MM: I think that new customers never hurt a game, and we are constantly doing free trials and the like to do just that. Converting a new customer to a loyal one is the real magic. I love it when players find a "home" in Paragon City or the Rogue Isles, make new friends, join a supergroup, and make a ton of alternate characters.

But our highest priority is retaining our existing players. These guys and girls are our bread and butter, so making them happy is critical. Our mantra going forward now is "give the players what they want," within reason of course. In-demand things like trenchcoats and wing costume pieces, readdressing old City of Heroes zones, newspaper-style missions for City of Heroes--all these came directly from the players asking for them.

GS: Give us your thoughts on the ins and outs of maintaining and updating a massively multiplayer game after launch. What has helped Cryptic's games continue to keep plugging away, even after the launches (and in some cases, the enduring success) of competing products?

MM: We have continued to create quality content for City of Heroes and City of Villains, and other than the City of Villains game itself, we have done it all for free for our players. I think that our players really appreciate that fact, given that other games charge $30 for the same type of content. Of course I am referring to the "Issue" updates like the upcoming Issue 8 release. Issue 7 had a ton of stuff and could have easily been a paid expansion to City of Villains, but we don't want to do that to our users. We even canceled next year's paid expansion in order to focus more on the free updates.

GS: Finally, is there anything else you'd like to add about City of Heroes or City of Villains, or about maintaining massively multiplayer online games in general?

MM: I love MMOs and I play a bunch of them, but the ones I keep migrating back to are City of Heroes and City of Villains.
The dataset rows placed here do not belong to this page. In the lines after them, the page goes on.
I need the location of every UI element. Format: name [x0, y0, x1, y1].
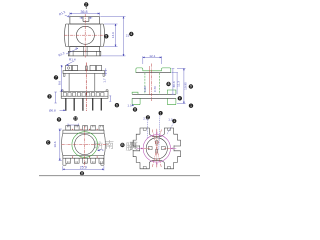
svg-text:1.3: 1.3: [168, 117, 173, 121]
svg-text:1: 1: [173, 119, 175, 123]
svg-text:11.3: 11.3: [177, 81, 181, 87]
svg-text:1: 1: [160, 111, 162, 115]
svg-text:5: 5: [105, 35, 107, 39]
svg-text:25.9: 25.9: [80, 166, 87, 170]
svg-text:19.90: 19.90: [183, 82, 187, 90]
svg-text:1: 1: [102, 148, 104, 152]
svg-text:8.6: 8.6: [58, 81, 62, 86]
svg-text:0.70: 0.70: [153, 86, 157, 92]
svg-text:8: 8: [81, 172, 83, 176]
svg-text:4: 4: [130, 32, 132, 36]
svg-text:南: 南: [105, 139, 114, 150]
svg-text:36.8: 36.8: [81, 10, 88, 14]
svg-text:2: 2: [147, 116, 149, 120]
svg-text:R1.4: R1.4: [69, 57, 76, 61]
svg-text:6: 6: [116, 103, 118, 107]
svg-text:9: 9: [190, 85, 192, 89]
svg-text:1.7: 1.7: [102, 78, 106, 83]
svg-text:B: B: [121, 143, 123, 147]
svg-text:9: 9: [58, 118, 60, 122]
svg-text:3: 3: [49, 95, 51, 99]
svg-text:13: 13: [74, 117, 78, 121]
svg-text:F: F: [179, 97, 181, 101]
svg-text:8: 8: [134, 108, 136, 112]
svg-text:7: 7: [55, 76, 57, 80]
svg-text:12.1: 12.1: [149, 54, 155, 58]
svg-text:16.6: 16.6: [53, 141, 57, 147]
svg-text:1: 1: [190, 104, 192, 108]
svg-text:14.6: 14.6: [111, 32, 115, 38]
svg-text:2: 2: [85, 3, 87, 7]
svg-text:1.1: 1.1: [127, 104, 132, 108]
svg-text:6.60: 6.60: [143, 86, 147, 92]
svg-text:真: 真: [129, 140, 138, 151]
svg-text:Ø0.8: Ø0.8: [49, 109, 56, 113]
svg-text:30.3: 30.3: [172, 81, 176, 87]
svg-text:8: 8: [168, 82, 170, 86]
svg-text:21: 21: [126, 33, 130, 37]
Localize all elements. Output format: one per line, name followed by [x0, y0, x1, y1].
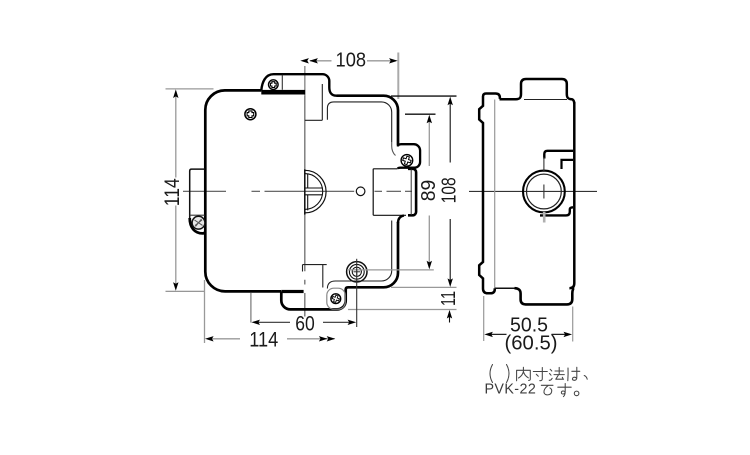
- lid inner line: [494, 100, 496, 289]
- （: [490, 365, 493, 383]
- svg-text:11: 11: [437, 291, 460, 306]
- で: [541, 385, 553, 395]
- screw top tab: [269, 80, 279, 90]
- top-right screw pocket: [398, 144, 420, 169]
- 、: [584, 376, 587, 380]
- screw left tab: [192, 216, 205, 229]
- dim 114 bottom: [204, 280, 206, 343]
- dim 89: [405, 113, 436, 115]
- lid profile: [479, 94, 495, 294]
- side hub collar bottom: [540, 207, 573, 215]
- svg-text:114: 114: [249, 327, 278, 351]
- circle centermarks: [543, 157, 545, 172]
- ）: [507, 365, 510, 383]
- centre knockout: [305, 169, 326, 214]
- box top edge + top hub: [500, 79, 575, 104]
- top tab bar: [261, 90, 305, 95]
- lid hinge tab top: [486, 94, 500, 99]
- box bottom edge thin: [495, 287, 516, 289]
- top tab: [261, 74, 336, 96]
- dim 108 right: [391, 95, 457, 97]
- box outline bottom/right: [281, 222, 398, 309]
- lid outline: [205, 90, 281, 291]
- screw lid top-left: [245, 109, 256, 120]
- dim 108 top: [397, 53, 399, 100]
- left tab: [190, 169, 205, 218]
- small hole: [356, 187, 365, 196]
- dim 50.5: [483, 296, 485, 341]
- top hub lines: [305, 84, 322, 120]
- box right edge: [569, 102, 574, 288]
- dim 11: [348, 309, 457, 311]
- dim 60: [250, 293, 252, 323]
- centerline horizontal: [469, 190, 597, 192]
- screw pocket screw: [401, 155, 413, 167]
- right tab inner line: [410, 169, 412, 215]
- svg-text:60: 60: [295, 312, 315, 336]
- す: [558, 384, 571, 397]
- svg-text:(60.5): (60.5): [505, 332, 558, 354]
- centerline vertical: [304, 66, 306, 96]
- svg-text:89: 89: [417, 180, 440, 202]
- svg-text:108: 108: [336, 49, 367, 72]
- right tab thick edge: [408, 169, 416, 216]
- dim 114 left: [166, 88, 214, 90]
- 法: [549, 367, 564, 380]
- side hub collar top: [544, 151, 573, 159]
- bottom screw pocket (grey): [327, 288, 345, 309]
- bottom hub lines: [303, 265, 327, 288]
- box inner line top: [327, 102, 391, 142]
- box top edge thin under hub: [524, 99, 567, 101]
- 内: [517, 367, 531, 381]
- svg-text:108: 108: [438, 177, 461, 203]
- top tab divider: [281, 75, 283, 90]
- svg-text:114: 114: [160, 178, 184, 206]
- 。: [574, 391, 579, 396]
- 寸: [533, 368, 547, 381]
- side hub collar notch: [562, 160, 574, 169]
- right side tab: [373, 169, 406, 216]
- centerline horizontal: [183, 190, 412, 192]
- screw pocket inner hook: [392, 142, 396, 156]
- は: [568, 367, 580, 380]
- box outline top: [337, 96, 399, 146]
- flare below right tab: [398, 216, 404, 224]
- conduit circle: [523, 171, 565, 213]
- bottom pocket screw: [331, 294, 341, 304]
- bottom hub: [515, 288, 575, 304]
- box inner line bottom: [327, 221, 391, 289]
- bottom-right boss: [347, 262, 367, 282]
- bottom tab bar: [281, 290, 303, 293]
- svg-text:PVK-22: PVK-22: [485, 382, 537, 398]
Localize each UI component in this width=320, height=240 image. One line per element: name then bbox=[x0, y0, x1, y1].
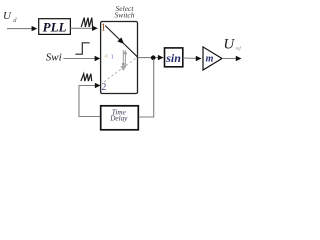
block Select Switch bbox=[101, 22, 138, 94]
wire gain to output bbox=[222, 58, 237, 60]
svg-text:m: m bbox=[206, 53, 214, 64]
svg-text:Delay: Delay bbox=[109, 114, 128, 122]
svg-text:sin: sin bbox=[165, 51, 181, 65]
svg-text:Swi: Swi bbox=[46, 52, 62, 64]
switch arm alternate (dashed, to input 2) bbox=[104, 57, 137, 81]
svg-text:Switch: Switch bbox=[115, 11, 135, 20]
svg-text:U: U bbox=[3, 10, 12, 22]
svg-text:1: 1 bbox=[111, 53, 114, 60]
wire sin to gain m bbox=[183, 57, 197, 59]
wire Swi to switch control bbox=[64, 58, 96, 60]
svg-text:PLL: PLL bbox=[43, 20, 67, 35]
bus width hatch marks on PLL wire bbox=[81, 18, 92, 27]
svg-text:<: < bbox=[104, 52, 108, 60]
step symbol on Swi wire bbox=[75, 43, 89, 54]
svg-text:U: U bbox=[223, 37, 235, 53]
junction node dot bbox=[151, 55, 156, 60]
gain block m (triangle) bbox=[203, 47, 222, 70]
switch motion indicator double arrow bbox=[122, 50, 124, 64]
svg-text:1: 1 bbox=[101, 22, 106, 33]
block Time Delay bbox=[101, 106, 139, 130]
switch arm (active, to input 1) bbox=[105, 26, 137, 57]
bus width hatch marks on feedback wire bbox=[81, 74, 92, 81]
svg-text:ref: ref bbox=[235, 47, 241, 52]
wire junction down to Time Delay input bbox=[140, 59, 154, 117]
block PLL bbox=[39, 19, 71, 35]
wire switch output to sin bbox=[138, 57, 159, 59]
svg-text:2: 2 bbox=[101, 82, 106, 93]
block sin bbox=[165, 48, 183, 67]
wire Ud to PLL bbox=[7, 28, 33, 30]
wire PLL to switch input 1 bbox=[70, 27, 93, 29]
wire feedback into switch input 2 bbox=[79, 86, 101, 117]
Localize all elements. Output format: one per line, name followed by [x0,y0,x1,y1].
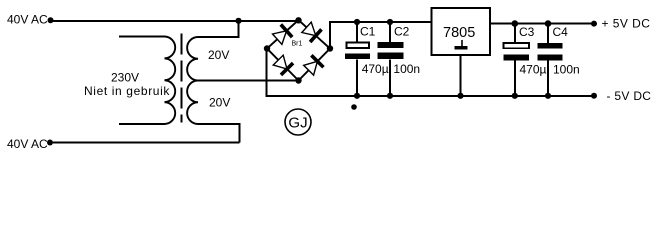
capacitor C4 plates [538,43,563,48]
node bridge top corner [295,17,301,23]
node bridge right corner [327,45,333,51]
wire bottom 40V AC line [53,142,240,144]
svg-text:C2: C2 [394,25,410,39]
stray dot [351,104,357,110]
regulator U1 7805 box [432,8,491,55]
wire secondary top lead riser [198,21,239,37]
node 40V AC bottom terminal [47,140,53,146]
junction C3 bottom [512,93,518,99]
node bridge bottom corner [295,77,301,83]
regulator U1 ground pin [460,55,462,96]
svg-text:C1: C1 [360,25,376,39]
junction C4 bottom [545,93,551,99]
svg-text:100n: 100n [393,62,420,76]
svg-text:100n: 100n [553,63,580,77]
svg-text:+ 5V DC: + 5V DC [602,17,651,31]
diode D4 lower-right (bottom corner to right corner) [303,55,324,76]
junction C1 top [354,19,360,25]
junction C1 bottom [354,93,360,99]
wire center tap to bridge bottom [198,80,299,82]
junction regulator ground [457,93,463,99]
svg-text:Br1: Br1 [292,40,303,47]
wire positive rail 7805 output to + terminal [490,22,594,24]
node bridge left corner [264,45,270,51]
capacitor C1 leads [356,22,358,43]
transformer T1 primary winding 230V [119,37,175,125]
regulator ground symbol inside box [461,40,463,46]
wire secondary bottom lead [198,124,240,143]
svg-text:470µ: 470µ [520,63,547,77]
junction secondary top tap [235,18,241,24]
svg-text:230V: 230V [111,71,139,85]
svg-text:7805: 7805 [443,25,475,41]
svg-text:20V: 20V [209,96,230,110]
transformer T1 secondary winding 20V+20V [187,37,198,124]
svg-text:C3: C3 [519,25,535,39]
junction C3 top [512,20,519,27]
svg-text:470µ: 470µ [362,62,389,76]
diode D3 lower-left (left corner to bottom corner) [272,54,293,75]
transformer core [180,34,182,123]
svg-text:40V AC: 40V AC [7,13,48,27]
capacitor C4 leads [547,23,549,43]
junction C4 top [545,20,552,27]
svg-text:Niet in gebruik: Niet in gebruik [84,84,170,98]
svg-text:- 5V DC: - 5V DC [607,89,652,103]
node + output terminal [591,21,597,27]
wire negative rail from bridge left corner [267,49,595,96]
node 40V AC top terminal [48,17,54,23]
diode D1 upper-left (left corner to top corner) [272,24,293,45]
initials circle GJ [285,109,311,135]
junction C2 top [387,19,393,25]
wire positive rail from bridge right corner to 7805 [330,22,432,49]
svg-text:20V: 20V [208,48,229,62]
diode D2 upper-right (top corner to right corner) [301,21,322,42]
svg-text:40V AC: 40V AC [7,137,48,151]
capacitor C3 plates (electrolytic) [504,43,530,48]
wire top 40V AC line [53,20,299,22]
capacitor C2 leads [389,22,391,43]
node - output terminal [591,93,597,99]
capacitor C2 plates [378,42,404,48]
capacitor C3 leads [514,23,516,43]
junction C2 bottom [387,93,393,99]
capacitor C1 plates (electrolytic) [347,43,370,49]
svg-text:GJ: GJ [288,115,307,132]
bridge rectifier Br1 diamond edges [267,20,330,81]
svg-text:C4: C4 [553,25,569,39]
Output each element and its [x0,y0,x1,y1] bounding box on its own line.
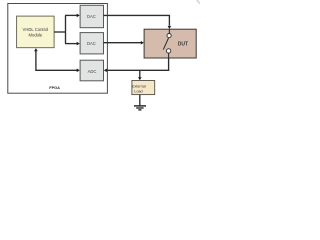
ADC A1 [80,60,103,81]
FPGA box U1 [8,4,108,94]
svg-text:ADC: ADC [88,69,97,74]
corner artifact mark [197,0,200,4]
svg-text:FPGA: FPGA [49,85,60,90]
svg-text:DAC: DAC [87,41,96,46]
svg-text:DAC: DAC [87,14,96,19]
svg-text:External: External [132,84,146,88]
wire output node to External Load [138,70,142,80]
wire DUT output to ADC [104,58,169,72]
wire VHDL output to branch node [54,15,65,43]
switch SW1 bottom contact [166,49,170,53]
VHDL Control Module block [17,16,55,48]
wire DAC D1 to DUT top [104,15,172,29]
DAC D1 [80,5,103,27]
ground symbol [134,106,146,110]
switch SW1 bottom stub [168,53,170,58]
DAC D2 [80,33,103,54]
External Load block R1 [132,81,155,95]
svg-text:VHDL Control: VHDL Control [23,27,49,32]
wire External Load to ground [139,95,141,106]
wire VHDL to ADC (double arrow) [34,48,80,72]
wire DAC D2 to DUT left [104,41,144,45]
switch SW1 top contact [167,34,171,38]
wire branch to DAC D2 [65,42,80,46]
switch SW1 top stub [168,29,170,33]
svg-text:DUT: DUT [178,41,188,47]
wire branch to DAC D1 [65,14,80,18]
DUT box [144,29,196,58]
svg-text:Module: Module [29,32,43,37]
svg-text:Load: Load [134,89,142,93]
switch SW1 lever [163,38,168,50]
There is simply something magical about logging into a game, seeing your friends online, and cooperatively competing against the game to achieve better and better status and loot.

Back in my youth, when I played text-based MUDs, I always thought that the experience I was getting there could be amplified a thousand-fold if it had the right graphics. Kids today are lucky to be growing up in an era where such graphics are not only possible, they are status quo.